C’est saint Jean, l’apôtre qui avait été si proche de Jésus durant toute sa vie, qui le
premier va méditer sur la gloire ”, pour nous montrer Jésus comme “le Seigneur du
ciel et de la terre ”.
Et le Verbe s’est fait chair et il a habité parmi nous, et nous
avons vu sa gloire. Cette gloire que, Fils Unique, plein de grâce
et de vérité, il tient du Père ” (Jn 1,14).
Si saint Jean a insisté pour nous faire comprendre que Jésus à toujours été proche de son
Père, qu’il a toujours été en étroite communion avec lui, qu’il a toujours eu même sur
cette terre la gloire qu’il avait auprès de son Père , c’est pour que nous croyons.
Tel fut, à Cana de Galilée, le commencement des signes de
Jésus. Il manifesta sa gloire et ses disciples crurent en lui (Jn
2/11)
Et dans sa prière pour les siens, Jésus s’exprime ainsi :
Et maintenant, Père, glorifie-moi auprès de toi de cette gloire
que j’avais auprès de toi avant que le monde fut. ” (Jn 17,5)

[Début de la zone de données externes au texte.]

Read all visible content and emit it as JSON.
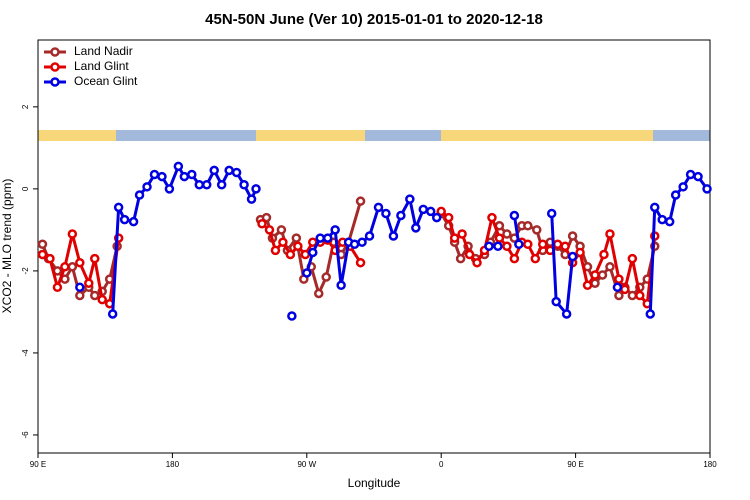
{
  "chart_data": {
    "type": "line",
    "title": "45N-50N June (Ver 10)   2015-01-01 to 2020-12-18",
    "x_label": "Longitude",
    "y_label": "XCO2 - MLO trend (ppm)",
    "xlim": [
      90,
      540
    ],
    "ylim": [
      -6.44,
      3.63
    ],
    "xticks": [
      {
        "value": 90,
        "label": "90 E"
      },
      180,
      {
        "value": 270,
        "label": "90 W"
      },
      {
        "value": 360,
        "label": "0"
      },
      {
        "value": 450,
        "label": "90 E"
      },
      {
        "value": 540,
        "label": "180"
      }
    ],
    "yticks": [
      -6,
      -4,
      -2,
      0,
      2
    ],
    "legend": "top-left",
    "series": [
      {
        "name": "Land Nadir",
        "color": "#a52a2a",
        "x": [
          93,
          97,
          103,
          108,
          113,
          118,
          124,
          128,
          133,
          138,
          143,
          null,
          239,
          243,
          247,
          253,
          257,
          263,
          268,
          273,
          278,
          283,
          288,
          293,
          298,
          306,
          null,
          360,
          365,
          369,
          373,
          378,
          383,
          389,
          393,
          399,
          404,
          409,
          414,
          418,
          424,
          428,
          433,
          438,
          443,
          448,
          453,
          458,
          463,
          468,
          473,
          479,
          483,
          488,
          493,
          498,
          503
        ],
        "values": [
          -1.35,
          -1.7,
          -2.0,
          -2.2,
          -1.9,
          -2.6,
          -2.4,
          -2.6,
          -2.5,
          -2.2,
          -1.4,
          null,
          -0.75,
          -0.7,
          -1.2,
          -1.0,
          -1.5,
          -1.2,
          -2.2,
          -1.9,
          -2.55,
          -2.15,
          -1.3,
          -1.6,
          -1.3,
          -0.3,
          null,
          -0.6,
          -0.9,
          -1.3,
          -1.7,
          -1.4,
          -1.7,
          -1.6,
          -1.3,
          -0.9,
          -1.1,
          -1.2,
          -0.9,
          -0.9,
          -1.0,
          -1.5,
          -1.3,
          -1.4,
          -1.6,
          -1.15,
          -1.4,
          -1.9,
          -2.3,
          -2.1,
          -1.9,
          -2.6,
          -2.4,
          -2.6,
          -2.4,
          -2.2,
          -1.4
        ]
      },
      {
        "name": "Land Glint",
        "color": "#e00000",
        "x": [
          93,
          98,
          103,
          108,
          113,
          118,
          124,
          128,
          133,
          138,
          144,
          null,
          240,
          245,
          249,
          254,
          259,
          264,
          269,
          274,
          279,
          284,
          289,
          294,
          299,
          306,
          null,
          360,
          365,
          369,
          374,
          379,
          384,
          389,
          394,
          399,
          404,
          409,
          414,
          418,
          423,
          428,
          433,
          438,
          443,
          448,
          453,
          458,
          463,
          469,
          473,
          479,
          483,
          488,
          493,
          498,
          503
        ],
        "values": [
          -1.6,
          -1.7,
          -2.4,
          -1.9,
          -1.1,
          -1.8,
          -2.3,
          -1.7,
          -2.7,
          -2.8,
          -1.2,
          null,
          -0.85,
          -1.0,
          -1.5,
          -1.3,
          -1.6,
          -1.4,
          -1.6,
          -1.3,
          -1.3,
          -1.25,
          -1.5,
          -1.3,
          -1.4,
          -1.8,
          null,
          -0.55,
          -0.7,
          -1.2,
          -1.1,
          -1.6,
          -1.8,
          -1.5,
          -0.7,
          -1.2,
          -1.4,
          -1.7,
          -1.3,
          -1.35,
          -1.7,
          -1.35,
          -1.5,
          -1.35,
          -1.4,
          -1.8,
          -1.55,
          -2.35,
          -2.1,
          -1.6,
          -1.1,
          -2.2,
          -2.45,
          -1.7,
          -2.6,
          -2.8,
          -1.15
        ]
      },
      {
        "name": "Ocean Glint",
        "color": "#0000e0",
        "x": [
          118,
          null,
          140,
          144,
          148,
          154,
          158,
          163,
          168,
          173,
          178,
          184,
          188,
          193,
          198,
          203,
          208,
          213,
          218,
          223,
          228,
          233,
          236,
          null,
          260,
          null,
          270,
          274,
          279,
          284,
          289,
          293,
          298,
          302,
          307,
          312,
          318,
          323,
          328,
          333,
          339,
          343,
          348,
          353,
          357,
          null,
          392,
          398,
          null,
          409,
          412,
          null,
          434,
          437,
          444,
          448,
          null,
          478,
          null,
          500,
          503,
          508,
          513,
          517,
          522,
          527,
          532,
          538
        ],
        "values": [
          -2.4,
          null,
          -3.05,
          -0.45,
          -0.75,
          -0.8,
          -0.15,
          0.05,
          0.35,
          0.3,
          0.0,
          0.55,
          0.3,
          0.35,
          0.1,
          0.1,
          0.45,
          0.1,
          0.45,
          0.4,
          0.1,
          -0.25,
          0.0,
          null,
          -3.1,
          null,
          -2.05,
          -1.55,
          -1.2,
          -1.2,
          -1.0,
          -2.35,
          -1.3,
          -1.35,
          -1.3,
          -1.15,
          -0.45,
          -0.6,
          -1.15,
          -0.65,
          -0.25,
          -0.95,
          -0.5,
          -0.55,
          -0.7,
          null,
          -1.4,
          -1.4,
          null,
          -0.65,
          -1.35,
          null,
          -0.6,
          -2.75,
          -3.05,
          -1.65,
          null,
          -2.4,
          null,
          -3.05,
          -0.45,
          -0.75,
          -0.8,
          -0.15,
          0.05,
          0.35,
          0.3,
          0.0
        ]
      }
    ]
  }
}
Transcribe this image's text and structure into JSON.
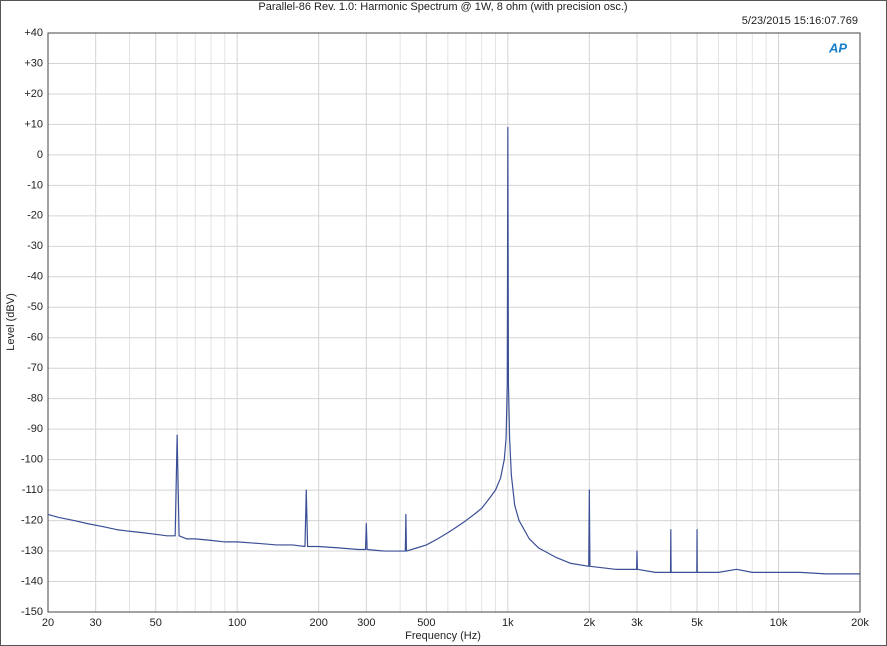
{
  "chart_data": {
    "type": "line",
    "title": "Parallel-86 Rev. 1.0: Harmonic Spectrum @ 1W, 8 ohm (with precision osc.)",
    "timestamp": "5/23/2015 15:16:07.769",
    "logo": "AP",
    "xlabel": "Frequency (Hz)",
    "ylabel": "Level (dBV)",
    "xscale": "log",
    "grid": true,
    "xlim": [
      20,
      20000
    ],
    "ylim": [
      -150,
      40
    ],
    "xticks": [
      20,
      30,
      50,
      100,
      200,
      300,
      500,
      {
        "value": 1000,
        "label": "1k"
      },
      {
        "value": 2000,
        "label": "2k"
      },
      {
        "value": 3000,
        "label": "3k"
      },
      {
        "value": 5000,
        "label": "5k"
      },
      {
        "value": 10000,
        "label": "10k"
      },
      {
        "value": 20000,
        "label": "20k"
      }
    ],
    "xminorticks": [
      40,
      60,
      70,
      80,
      90,
      400,
      600,
      700,
      800,
      900,
      4000,
      6000,
      7000,
      8000,
      9000
    ],
    "yticks": [
      {
        "value": 40,
        "label": "+40"
      },
      {
        "value": 30,
        "label": "+30"
      },
      {
        "value": 20,
        "label": "+20"
      },
      {
        "value": 10,
        "label": "+10"
      },
      0,
      -10,
      -20,
      -30,
      -40,
      -50,
      -60,
      -70,
      -80,
      -90,
      -100,
      -110,
      -120,
      -130,
      -140,
      -150
    ],
    "x": [
      20,
      22,
      25,
      28,
      32,
      36,
      40,
      45,
      50,
      55,
      59,
      60,
      61,
      65,
      70,
      80,
      90,
      100,
      120,
      140,
      160,
      178,
      180,
      182,
      200,
      240,
      280,
      298,
      300,
      302,
      350,
      400,
      418,
      420,
      422,
      460,
      500,
      550,
      600,
      650,
      700,
      750,
      800,
      850,
      900,
      940,
      970,
      985,
      995,
      1000,
      1005,
      1015,
      1030,
      1060,
      1100,
      1200,
      1300,
      1500,
      1700,
      1990,
      2000,
      2010,
      2500,
      2990,
      3000,
      3010,
      3500,
      3990,
      4000,
      4010,
      4990,
      5000,
      5010,
      6000,
      7000,
      8000,
      10000,
      12000,
      15000,
      20000
    ],
    "series": [
      {
        "name": "Level",
        "color": "#3b4f96",
        "values": [
          -118,
          -119,
          -120,
          -121,
          -122,
          -123,
          -123.5,
          -124,
          -124.5,
          -125,
          -125,
          -92,
          -125,
          -126,
          -126,
          -126.5,
          -127,
          -127,
          -127.5,
          -128,
          -128,
          -128.5,
          -110,
          -128.5,
          -128.5,
          -129,
          -129.5,
          -129.5,
          -121,
          -129.5,
          -130,
          -130,
          -130,
          -118,
          -130,
          -129,
          -128,
          -126,
          -124,
          -122,
          -120,
          -118,
          -116,
          -113,
          -110,
          -106,
          -100,
          -93,
          -75,
          9,
          -75,
          -93,
          -105,
          -115,
          -120,
          -126,
          -129,
          -132,
          -134,
          -135,
          -110,
          -135,
          -136,
          -136,
          -130,
          -136,
          -137,
          -137,
          -123,
          -137,
          -137,
          -123,
          -137,
          -137,
          -136,
          -137,
          -137,
          -137,
          -137.5,
          -137.5
        ]
      }
    ]
  }
}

Comme pour les disciples, comme pour les premières communautés chrétiennes, Jésus
nous invite à faire le même chemin, à bien considérer la passion et la croix du Seigneur
pour ce qu’elles sont :
apparues d’abord comme un scandale, une défaite, un échec,
elles se comprennent comme la libre détermination d’un homme pleinement
Fils, Fils de Dieu, menant jusqu’au terme son combat contre le mal,
c’est ce combat contre le mal, objet de sa mission qui lui permet de demeurer
dans la gloire du Père et de nous y entraîner.
Il faudrait relire dans ce sens l’hymne christologique que nous trouvons dans la lettre
aux Philippiens. Cet hymne nous présente un Christ qui se dépouille, qui s’anéanti et le
Père qui l’élève, l’exalte.
Comportez-vous ainsi entre vous, comme on le fait en Jésus Christ :
lui qui est de condition divine
n’a pas considéré comme une proie à saisir d’être l’égal de Dieu
mais il s’est dépouillé, prenant la condition de serviteur,
devenant semblable aux hommes,
et, reconnu à son aspect comme un homme ;
il s’est abaissé, devenant obéissant jusqu’à la mort,
à la mort sur une croix.
C’est pourquoi Dieu l’a souverainement élevé
et lui a conféré le Nom qui est au-dessus de tout nom,
afin qu’au nom de Jésus tout genou fléchisse,
dans les cieux, sur la terre et sous la terre,
et que toute langue confesse que le Seigneur, c’est Jésus Christ,
à la gloire de Dieu le Père ”. (Ph. 2, 5-11).